The rise of the Euribor since the beginning of the year has reversed the mortgage strategy of Spanish banks, which have been gradually increasing the price of fixed-rate mortgages for months to encourage consumers to switch to variable-rate mortgages. 

In this way the banks are profiting from the rise in the main reference rate for mortgages. The banks’ fixed rate offers were the cheapest in December. More than 62% of new mortgages taken out in December were fixed-rate. This was due, on the one hand, to the impetus given by the high customer demand for this product. And, on the other hand, to the low profitability of variable interest rates. The Euribor reached one of its lowest levels and was even negative at -0.501%.  

Complete reversal 

However, barely six months later, the situation has turned 180 degrees. Now, four Spanish banks (BBVA, Bankinter, Ibercaja and MyInvestor) have almost doubled the prices in the fixed segment. Mortgages with a fixed interest rate of 1%, prices that were still being offered at the end of 2021 and even at the beginning of 2022, are now over.  

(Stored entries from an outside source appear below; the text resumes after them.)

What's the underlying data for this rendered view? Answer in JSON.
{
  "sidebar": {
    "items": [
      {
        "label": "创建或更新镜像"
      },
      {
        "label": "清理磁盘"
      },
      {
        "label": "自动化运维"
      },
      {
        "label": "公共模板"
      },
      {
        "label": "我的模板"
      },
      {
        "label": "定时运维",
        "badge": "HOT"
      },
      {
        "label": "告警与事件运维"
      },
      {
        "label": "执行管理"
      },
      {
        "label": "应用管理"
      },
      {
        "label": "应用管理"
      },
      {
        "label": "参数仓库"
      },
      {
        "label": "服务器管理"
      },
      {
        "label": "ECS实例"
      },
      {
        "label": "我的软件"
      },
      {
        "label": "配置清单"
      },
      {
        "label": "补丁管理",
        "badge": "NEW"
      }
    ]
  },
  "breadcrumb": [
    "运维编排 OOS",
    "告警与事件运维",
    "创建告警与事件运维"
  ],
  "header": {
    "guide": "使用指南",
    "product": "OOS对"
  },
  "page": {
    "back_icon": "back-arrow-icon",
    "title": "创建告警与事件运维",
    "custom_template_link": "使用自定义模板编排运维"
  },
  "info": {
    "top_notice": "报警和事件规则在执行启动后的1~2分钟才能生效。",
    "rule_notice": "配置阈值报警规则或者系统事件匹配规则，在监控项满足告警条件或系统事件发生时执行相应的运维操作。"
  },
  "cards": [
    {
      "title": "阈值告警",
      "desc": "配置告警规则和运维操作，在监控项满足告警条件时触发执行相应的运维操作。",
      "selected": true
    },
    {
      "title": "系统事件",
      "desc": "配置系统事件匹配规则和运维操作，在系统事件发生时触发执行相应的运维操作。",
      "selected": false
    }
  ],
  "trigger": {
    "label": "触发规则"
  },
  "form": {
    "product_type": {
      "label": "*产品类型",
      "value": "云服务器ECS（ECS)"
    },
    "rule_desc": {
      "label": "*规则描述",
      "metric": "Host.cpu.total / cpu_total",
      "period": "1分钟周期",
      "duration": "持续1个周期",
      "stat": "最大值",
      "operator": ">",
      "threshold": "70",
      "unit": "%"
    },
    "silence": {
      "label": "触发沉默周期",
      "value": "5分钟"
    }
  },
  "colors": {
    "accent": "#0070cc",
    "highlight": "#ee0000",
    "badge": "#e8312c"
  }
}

ASSSA - health insurance in Spain

Rates almost double now

In recent years BBVA was one of the first banks to get ahead of the price declines of fixed rate mortgages. An incentive for many other banks to follow suit. BBVA closed the year with an annual percentage rate (APR) of 1.71% for these real estate loans. This is now almost double at 2.81%. Ibercaja has one of the most aggressive mortgages on the market. And last year lowered the fixed interest rate to 1.5%. Meanwhile, the annual rate is already 2.95%.

The same situation occurred with MyInvestor, the digital bank of AndBank, which at the end of 2021 was one of the institutions with the best offer in the fixed rate segment, with a rate of 1.49%. Now, six months later, the annual rate stands at 2.8%. Bankinter no longer offers this product at 1.95%, but charges 3.52%. The rates mentioned are calculated including the ‘bonuses’, i.e. they are the lowest rates the customer gets in return for being tied to the bank by taking out other products, such as the payment of salary or taking out an insurance.